Traditionally, historical phonologists have relied on tedious manual derivations to sequence the sound changes that have shaped the phonological evolution of languages. However, humans are prone to errors, and cannot track thousands of parallel derivations in any efficient manner. We demonstrate
computerized forward reconstruction (CFR), deriving each etymon in parallel, as a task with metrics to optimize, and as a tool which drastically facilitates inquiry. To this end we present DiaSim, an application which simulates “cascades” of diachronic developments over a language’s lexicon and provides various diagnostics for “debugging” those cascades. We test our method on a Latin-to-French reflex prediction task, using a newly compiled, publicly available dataset
FLLex consisting of 1368 paired Latin and Modern French forms. We also introduce a second dataset,
FLLAPS, which maps 310 reflexes from Latin through five attested intermediate stages up to Modern French, derived from
Pope’s (1934) periodic development tables. We present publicly available rule cascades: the baseline
BaseCLEF and
BaseCLEF* cascades, based on
Pope’s (1934) widely-cited view of French development, and
DiaCLEF, made from incremental corrections to
BaseCLEF aided by DiaSim’s diagnostics.
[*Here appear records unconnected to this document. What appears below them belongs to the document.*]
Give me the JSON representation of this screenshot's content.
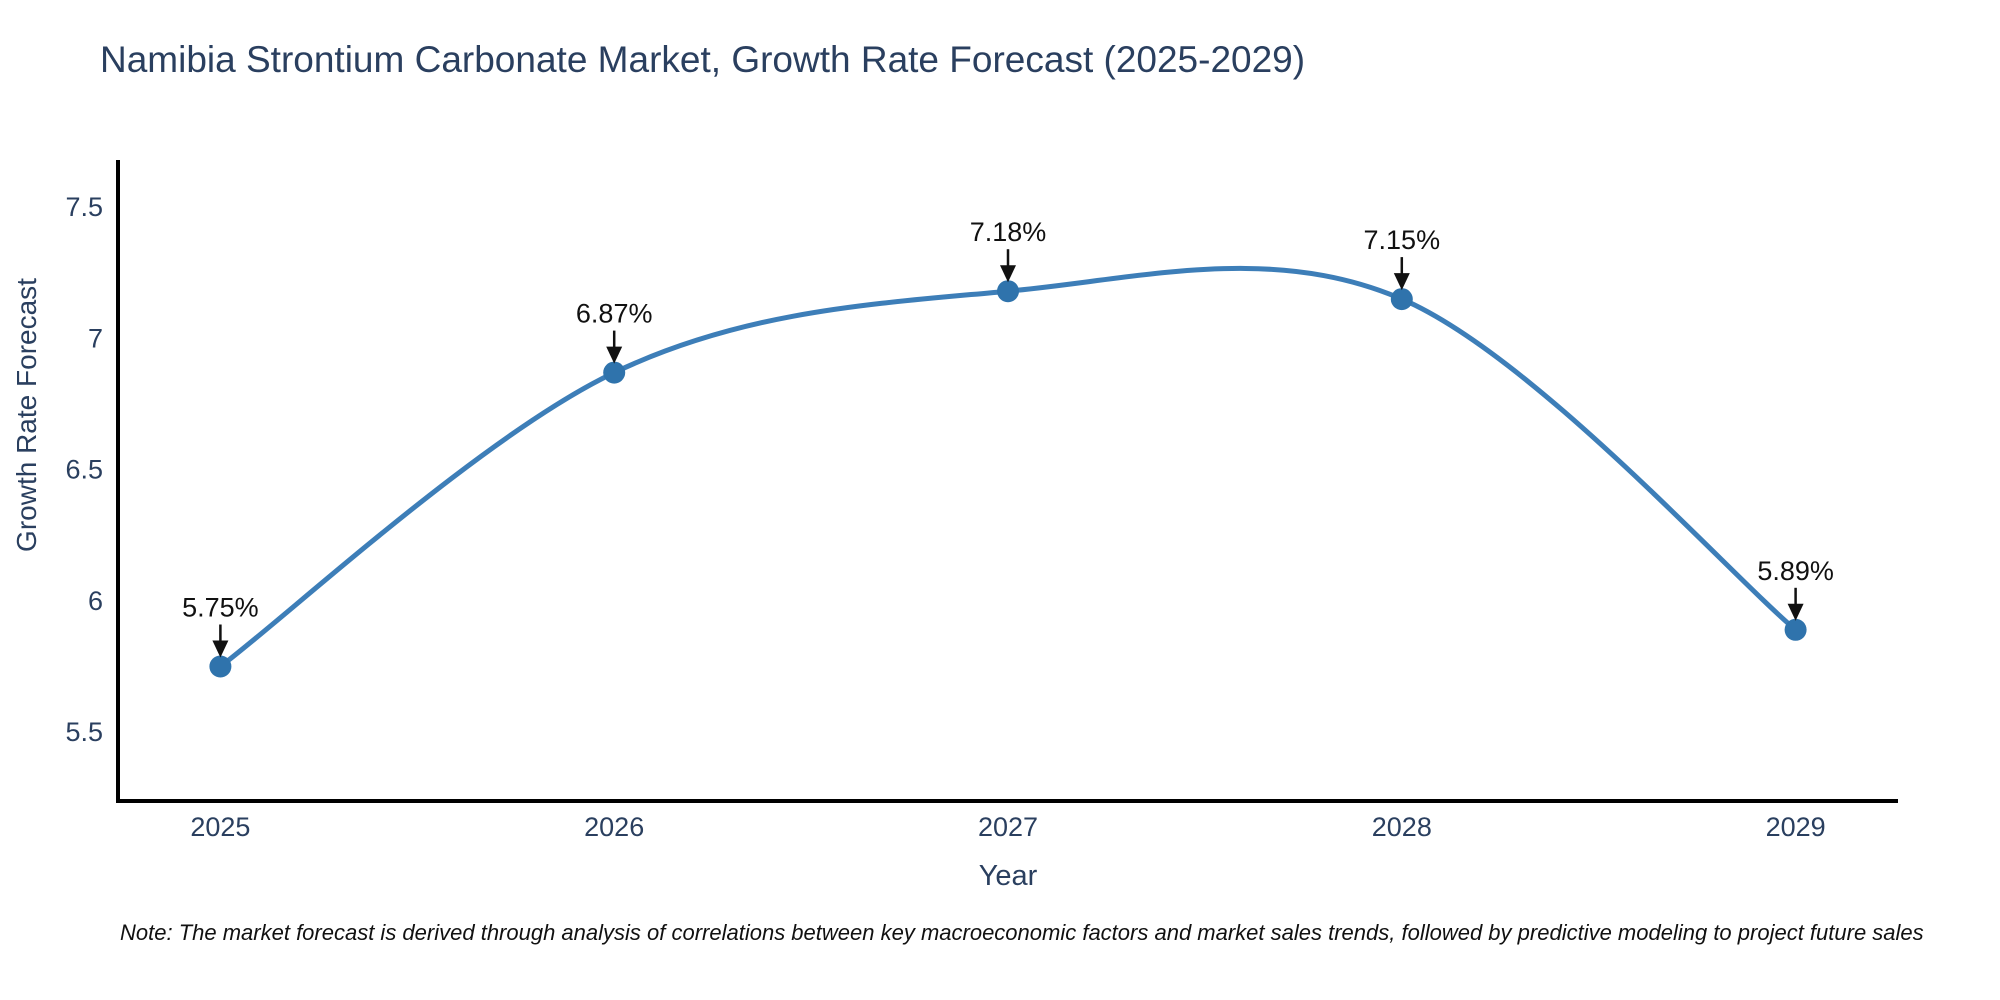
{
  "chart_data": {
    "type": "line",
    "title": "Namibia Strontium Carbonate Market, Growth Rate Forecast (2025-2029)",
    "xlabel": "Year",
    "ylabel": "Growth Rate Forecast",
    "categories": [
      2025,
      2026,
      2027,
      2028,
      2029
    ],
    "values": [
      5.75,
      6.87,
      7.18,
      7.15,
      5.89
    ],
    "point_labels": [
      "5.75%",
      "6.87%",
      "7.18%",
      "7.15%",
      "5.89%"
    ],
    "yticks": [
      5.5,
      6,
      6.5,
      7,
      7.5
    ],
    "ylim": [
      5.23,
      7.68
    ],
    "xlim": [
      2024.74,
      2029.26
    ],
    "grid": false,
    "legend": "none",
    "smooth_spline": true,
    "colors": {
      "line": "#3d7eb8",
      "marker": "#2f73ac",
      "axis": "#000000",
      "axis_text": "#2a3f5f",
      "annotation_text": "#111111"
    }
  },
  "note": "Note: The market forecast is derived through analysis of correlations between key macroeconomic factors and market sales trends, followed by predictive modeling to project future sales"
}
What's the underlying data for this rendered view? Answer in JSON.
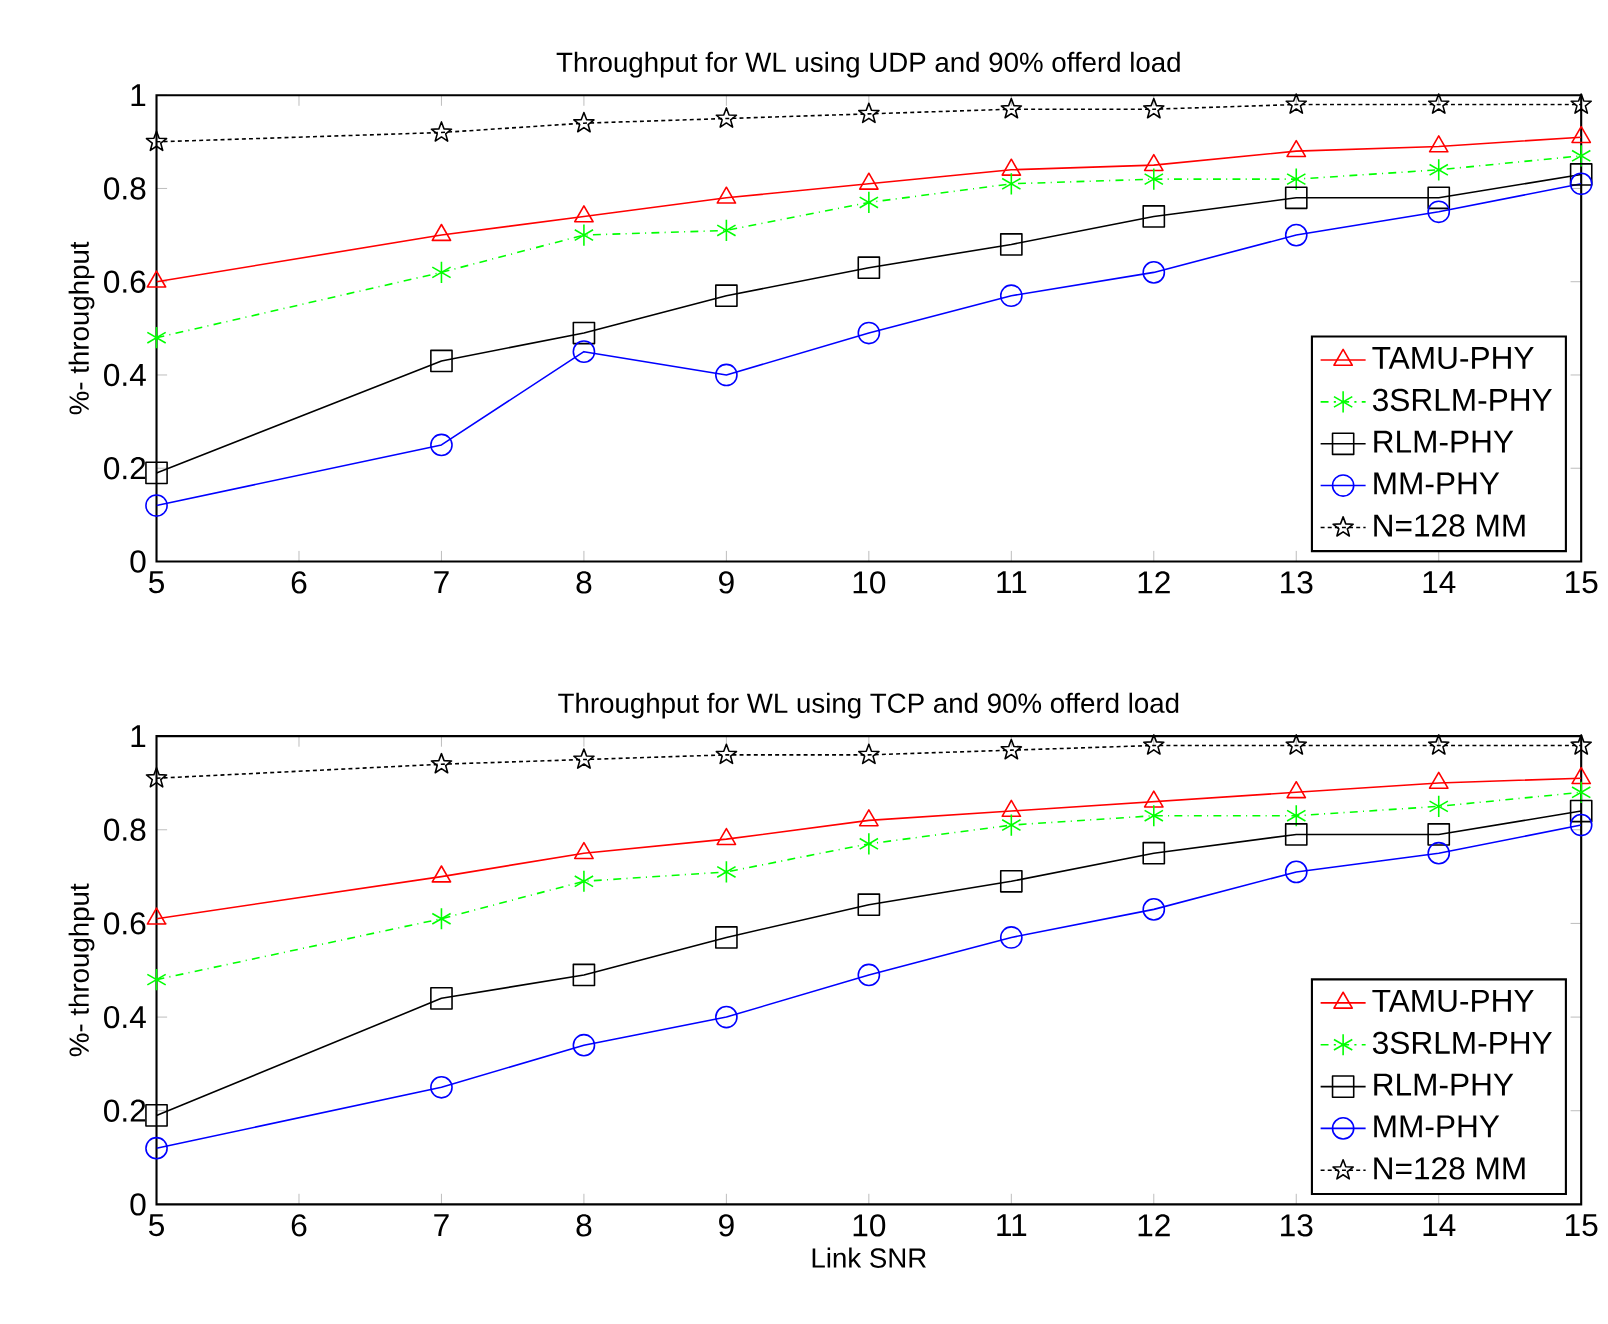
{
  "chart_data": [
    {
      "type": "line",
      "title": "Throughput for WL using UDP and 90% offerd load",
      "ylabel": "%- throughput",
      "x": [
        5,
        7,
        8,
        9,
        10,
        11,
        12,
        13,
        14,
        15
      ],
      "xlim": [
        5,
        15
      ],
      "ylim": [
        0,
        1
      ],
      "xticks": [
        5,
        6,
        7,
        8,
        9,
        10,
        11,
        12,
        13,
        14,
        15
      ],
      "yticks": [
        0,
        0.2,
        0.4,
        0.6,
        0.8,
        1
      ],
      "grid": false,
      "legend": "bottom right",
      "series": [
        {
          "name": "TAMU-PHY",
          "color": "#ff0000",
          "marker": "triangle",
          "line_style": "solid",
          "values": [
            0.6,
            0.7,
            0.74,
            0.78,
            0.81,
            0.84,
            0.85,
            0.88,
            0.89,
            0.91
          ]
        },
        {
          "name": "3SRLM-PHY",
          "color": "#00ff00",
          "marker": "cross",
          "line_style": "dashed",
          "values": [
            0.48,
            0.62,
            0.7,
            0.71,
            0.77,
            0.81,
            0.82,
            0.82,
            0.84,
            0.87
          ]
        },
        {
          "name": "RLM-PHY",
          "color": "#000000",
          "marker": "square",
          "line_style": "solid",
          "values": [
            0.19,
            0.43,
            0.49,
            0.57,
            0.63,
            0.68,
            0.74,
            0.78,
            0.78,
            0.83
          ]
        },
        {
          "name": "MM-PHY",
          "color": "#0000ff",
          "marker": "circle",
          "line_style": "solid",
          "values": [
            0.12,
            0.25,
            0.45,
            0.4,
            0.49,
            0.57,
            0.62,
            0.7,
            0.75,
            0.81
          ]
        },
        {
          "name": "N=128 MM",
          "color": "#000000",
          "marker": "star",
          "line_style": "dotted",
          "values": [
            0.9,
            0.92,
            0.94,
            0.95,
            0.96,
            0.97,
            0.97,
            0.98,
            0.98,
            0.98
          ]
        }
      ]
    },
    {
      "type": "line",
      "title": "Throughput for WL using TCP and 90% offerd load",
      "xlabel": "Link SNR",
      "ylabel": "%- throughput",
      "x": [
        5,
        7,
        8,
        9,
        10,
        11,
        12,
        13,
        14,
        15
      ],
      "xlim": [
        5,
        15
      ],
      "ylim": [
        0,
        1
      ],
      "xticks": [
        5,
        6,
        7,
        8,
        9,
        10,
        11,
        12,
        13,
        14,
        15
      ],
      "yticks": [
        0,
        0.2,
        0.4,
        0.6,
        0.8,
        1
      ],
      "grid": false,
      "legend": "bottom right",
      "series": [
        {
          "name": "TAMU-PHY",
          "color": "#ff0000",
          "marker": "triangle",
          "line_style": "solid",
          "values": [
            0.61,
            0.7,
            0.75,
            0.78,
            0.82,
            0.84,
            0.86,
            0.88,
            0.9,
            0.91
          ]
        },
        {
          "name": "3SRLM-PHY",
          "color": "#00ff00",
          "marker": "cross",
          "line_style": "dashed",
          "values": [
            0.48,
            0.61,
            0.69,
            0.71,
            0.77,
            0.81,
            0.83,
            0.83,
            0.85,
            0.88
          ]
        },
        {
          "name": "RLM-PHY",
          "color": "#000000",
          "marker": "square",
          "line_style": "solid",
          "values": [
            0.19,
            0.44,
            0.49,
            0.57,
            0.64,
            0.69,
            0.75,
            0.79,
            0.79,
            0.84
          ]
        },
        {
          "name": "MM-PHY",
          "color": "#0000ff",
          "marker": "circle",
          "line_style": "solid",
          "values": [
            0.12,
            0.25,
            0.34,
            0.4,
            0.49,
            0.57,
            0.63,
            0.71,
            0.75,
            0.81
          ]
        },
        {
          "name": "N=128 MM",
          "color": "#000000",
          "marker": "star",
          "line_style": "dotted",
          "values": [
            0.91,
            0.94,
            0.95,
            0.96,
            0.96,
            0.97,
            0.98,
            0.98,
            0.98,
            0.98
          ]
        }
      ]
    }
  ]
}
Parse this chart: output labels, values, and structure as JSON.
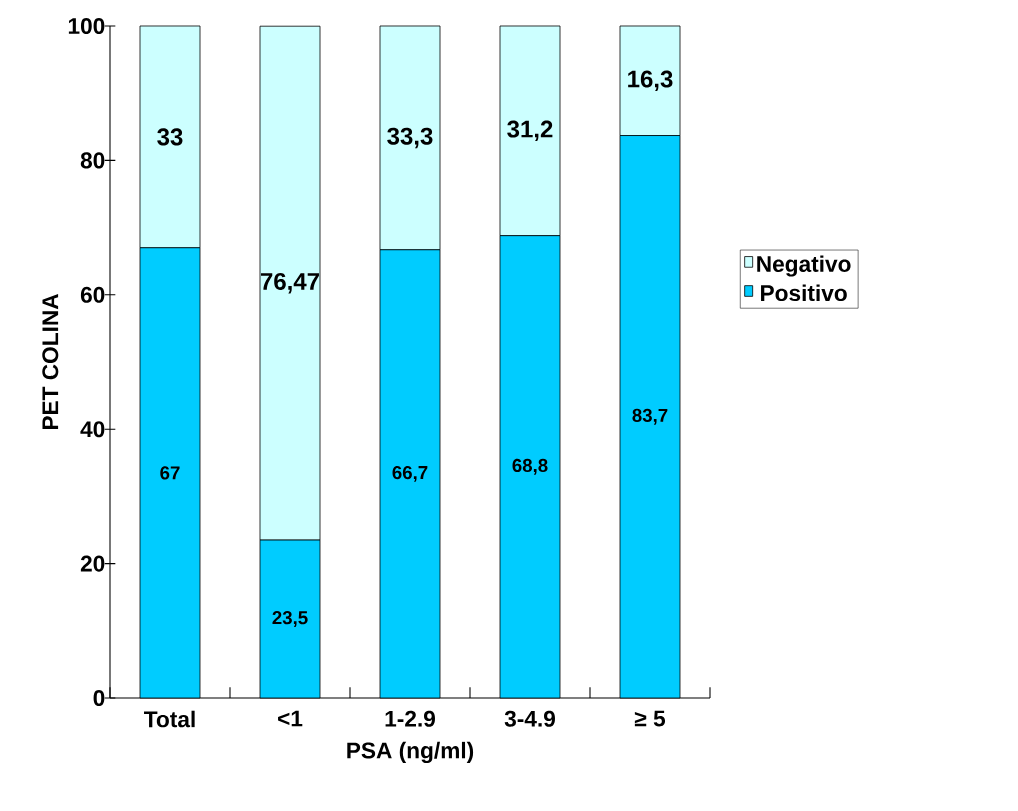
{
  "chart_data": {
    "type": "bar",
    "stacked": true,
    "xlabel": "PSA (ng/ml)",
    "ylabel": "PET COLINA",
    "categories": [
      "Total",
      "<1",
      "1-2.9",
      "3-4.9",
      "≥ 5"
    ],
    "series": [
      {
        "name": "Positivo",
        "color": "#00ccff",
        "values": [
          67,
          23.5,
          66.7,
          68.8,
          83.7
        ],
        "value_labels": [
          "67",
          "23,5",
          "66,7",
          "68,8",
          "83,7"
        ]
      },
      {
        "name": "Negativo",
        "color": "#ccffff",
        "values": [
          33,
          76.47,
          33.3,
          31.2,
          16.3
        ],
        "value_labels": [
          "33",
          "76,47",
          "33,3",
          "31,2",
          "16,3"
        ]
      }
    ],
    "ylim": [
      0,
      100
    ],
    "yticks": [
      0,
      20,
      40,
      60,
      80,
      100
    ],
    "legend": "right"
  }
}
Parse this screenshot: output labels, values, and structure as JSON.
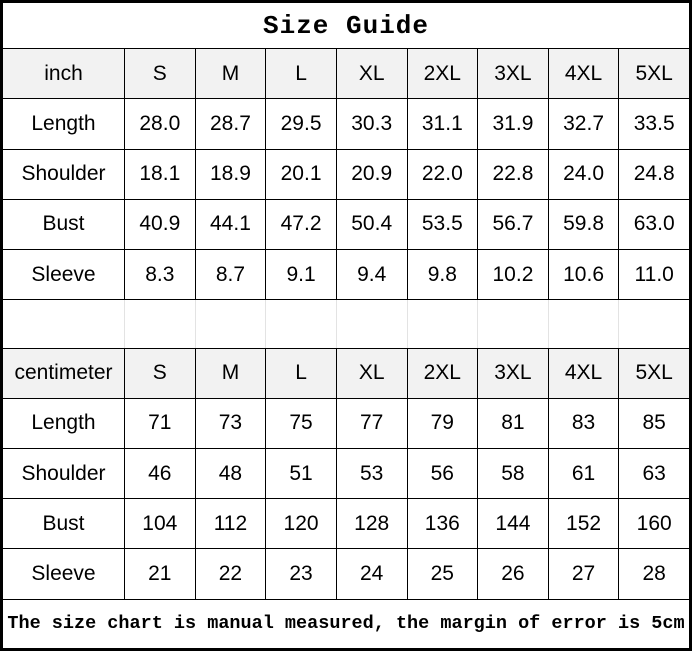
{
  "chart_data": {
    "type": "table",
    "title": "Size Guide",
    "note": "The size chart is manual measured, the margin of error is 5cm",
    "tables": [
      {
        "unit": "inch",
        "columns": [
          "S",
          "M",
          "L",
          "XL",
          "2XL",
          "3XL",
          "4XL",
          "5XL"
        ],
        "rows": [
          {
            "label": "Length",
            "values": [
              "28.0",
              "28.7",
              "29.5",
              "30.3",
              "31.1",
              "31.9",
              "32.7",
              "33.5"
            ]
          },
          {
            "label": "Shoulder",
            "values": [
              "18.1",
              "18.9",
              "20.1",
              "20.9",
              "22.0",
              "22.8",
              "24.0",
              "24.8"
            ]
          },
          {
            "label": "Bust",
            "values": [
              "40.9",
              "44.1",
              "47.2",
              "50.4",
              "53.5",
              "56.7",
              "59.8",
              "63.0"
            ]
          },
          {
            "label": "Sleeve",
            "values": [
              "8.3",
              "8.7",
              "9.1",
              "9.4",
              "9.8",
              "10.2",
              "10.6",
              "11.0"
            ]
          }
        ]
      },
      {
        "unit": "centimeter",
        "columns": [
          "S",
          "M",
          "L",
          "XL",
          "2XL",
          "3XL",
          "4XL",
          "5XL"
        ],
        "rows": [
          {
            "label": "Length",
            "values": [
              "71",
              "73",
              "75",
              "77",
              "79",
              "81",
              "83",
              "85"
            ]
          },
          {
            "label": "Shoulder",
            "values": [
              "46",
              "48",
              "51",
              "53",
              "56",
              "58",
              "61",
              "63"
            ]
          },
          {
            "label": "Bust",
            "values": [
              "104",
              "112",
              "120",
              "128",
              "136",
              "144",
              "152",
              "160"
            ]
          },
          {
            "label": "Sleeve",
            "values": [
              "21",
              "22",
              "23",
              "24",
              "25",
              "26",
              "27",
              "28"
            ]
          }
        ]
      }
    ],
    "layout": {
      "header_background": "#f2f2f2",
      "border_color": "#000000",
      "spacer_divider_color": "#e3e3e3",
      "background": "#ffffff",
      "text_color": "#000000"
    }
  }
}
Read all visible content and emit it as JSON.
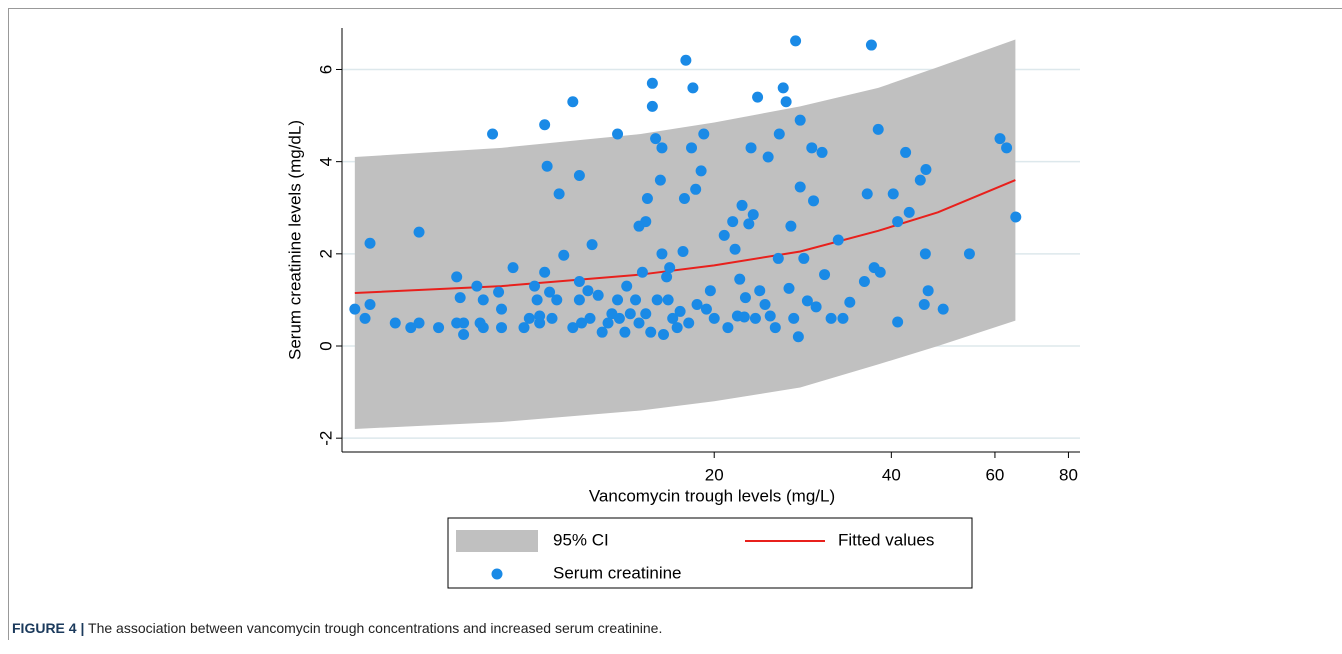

DiaCLEF outperforms the baselines by large margins, improving raw accuracy on FLLex from 3.2% to 84.9% of etyma, with similarly large improvements for each of FLLAPS’ periods. Changes were made to build DiaCLEF considering only the baseline and DiaSim’s diagnostics, but they often independently reproduced past work in French diachronic phonology, corroborating both our procedure and past endeavors; we discuss the implications of some of our findings in detail.